Thoughts on 'The Imitation Game'

We went to see 'The Imitation Game' Friday afternoon.  It stars Benedict Cumberbatch as Alan Turing, the British mathematician whose team cracked the Nazi's Enigma encryptian code during World War II.  The movie was directed by Morten Tyldem from a script written by Graham Moore that is based on the book, 'Alan Turing: The Enigma' by Andrew Hodges.
Poster for 'The Imitation Game'
The movie jumps between three time periods:  Turing's unhappy teen years at boarding school;  Turing's wartime efforts to crack Enigma at Bletchley Park; and Turing's post-war arrest, interrogation and conviction for 'gross indecency' (homosexuality) in the early 1950's.  The '50's interrogation scene forms a rather awkward and confusing framing device for the Bletchley Park scenes, while flashbacks to boarding school and Turing's schoolboy infatuation with another boy -- complete with encrypted love notes -- provide context for the brilliant, but socially awkward, adult mathematician.

Cumberbatch brilliantly conveys Turing's arrogance and inability to relate to the team of linguists, cryptographers and mathematicians assembled by the British at Bletchley Park to break the Nazi code.  The team consists of a number of familiar faces: Keira Knightley as Joan Clark, the only woman on the team; Charles Dance (of 'Game of Thrones' and 'Jewels in the Crown') as Alastair Denniston, the autocratic naval commander in charge; Matthew Goode (of 'The Good Wife') as Hugh Alexander; Allen Leech (of 'Downton Abbey') as John Cairncross; and Matthew Beard as Peter Hilton.  Mark Strong plays the team's MI6 liaison to Winston Churchill, Stewart Menzies.  Rory Kinnear plays Detective Nock, Turing's police interrogator in 1950's scenes. 

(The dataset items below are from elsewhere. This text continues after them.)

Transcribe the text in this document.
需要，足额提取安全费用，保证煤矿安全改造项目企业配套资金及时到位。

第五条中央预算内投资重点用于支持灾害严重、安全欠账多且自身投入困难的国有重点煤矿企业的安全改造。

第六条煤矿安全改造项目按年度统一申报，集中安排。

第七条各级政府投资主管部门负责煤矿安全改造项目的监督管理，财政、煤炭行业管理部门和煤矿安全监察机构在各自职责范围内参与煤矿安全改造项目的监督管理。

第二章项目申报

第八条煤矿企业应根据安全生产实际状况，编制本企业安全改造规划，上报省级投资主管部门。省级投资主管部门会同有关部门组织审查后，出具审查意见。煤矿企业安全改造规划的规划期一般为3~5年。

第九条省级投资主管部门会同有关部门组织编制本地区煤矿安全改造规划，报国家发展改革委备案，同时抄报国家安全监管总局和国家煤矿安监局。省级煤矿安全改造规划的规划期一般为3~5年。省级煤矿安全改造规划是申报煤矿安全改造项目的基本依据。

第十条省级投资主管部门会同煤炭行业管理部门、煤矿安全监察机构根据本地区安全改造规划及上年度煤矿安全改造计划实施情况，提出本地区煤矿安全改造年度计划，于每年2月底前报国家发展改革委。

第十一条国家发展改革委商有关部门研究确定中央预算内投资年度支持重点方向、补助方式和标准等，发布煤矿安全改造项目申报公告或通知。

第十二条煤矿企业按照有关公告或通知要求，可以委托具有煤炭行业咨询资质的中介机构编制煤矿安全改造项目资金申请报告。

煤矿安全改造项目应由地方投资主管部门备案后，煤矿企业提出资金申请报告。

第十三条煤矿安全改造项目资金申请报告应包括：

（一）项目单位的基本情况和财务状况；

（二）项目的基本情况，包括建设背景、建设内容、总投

At the end of the war the team was instructed by Menzies to burn all of the evidence of their work, never meet and never discuss their contribution to the Allied victory over the Nazis.  The activities of the team that cracked Enigma were not officially disclosed until 50 years after World War II, long after Turing had committed suicide in 1954.  Turing was formally pardoned by Queen Elizabeth II only in 2013.  Turing built a very primitive, nearly room-sized computer (named 'Christopher' after his schoolboy crush) which helped crack the code.  Following the war he theorized about the possibility of creating artificial intelligence -- what he called 'the imitation game'.  Turing's actual and theoretical work -- before, during and after World War II -- became the foundation of modern computer science.

There is much interesting history and science presented in 'The Imitation Game', but it is fractured and fragmented in a way that makes it difficult to take in.  Except for Cumberbatch's superb performance as Turing, it is not a movie that I would recommend to anyone who doesn't already have some understanding of Alan Turing and Enigma.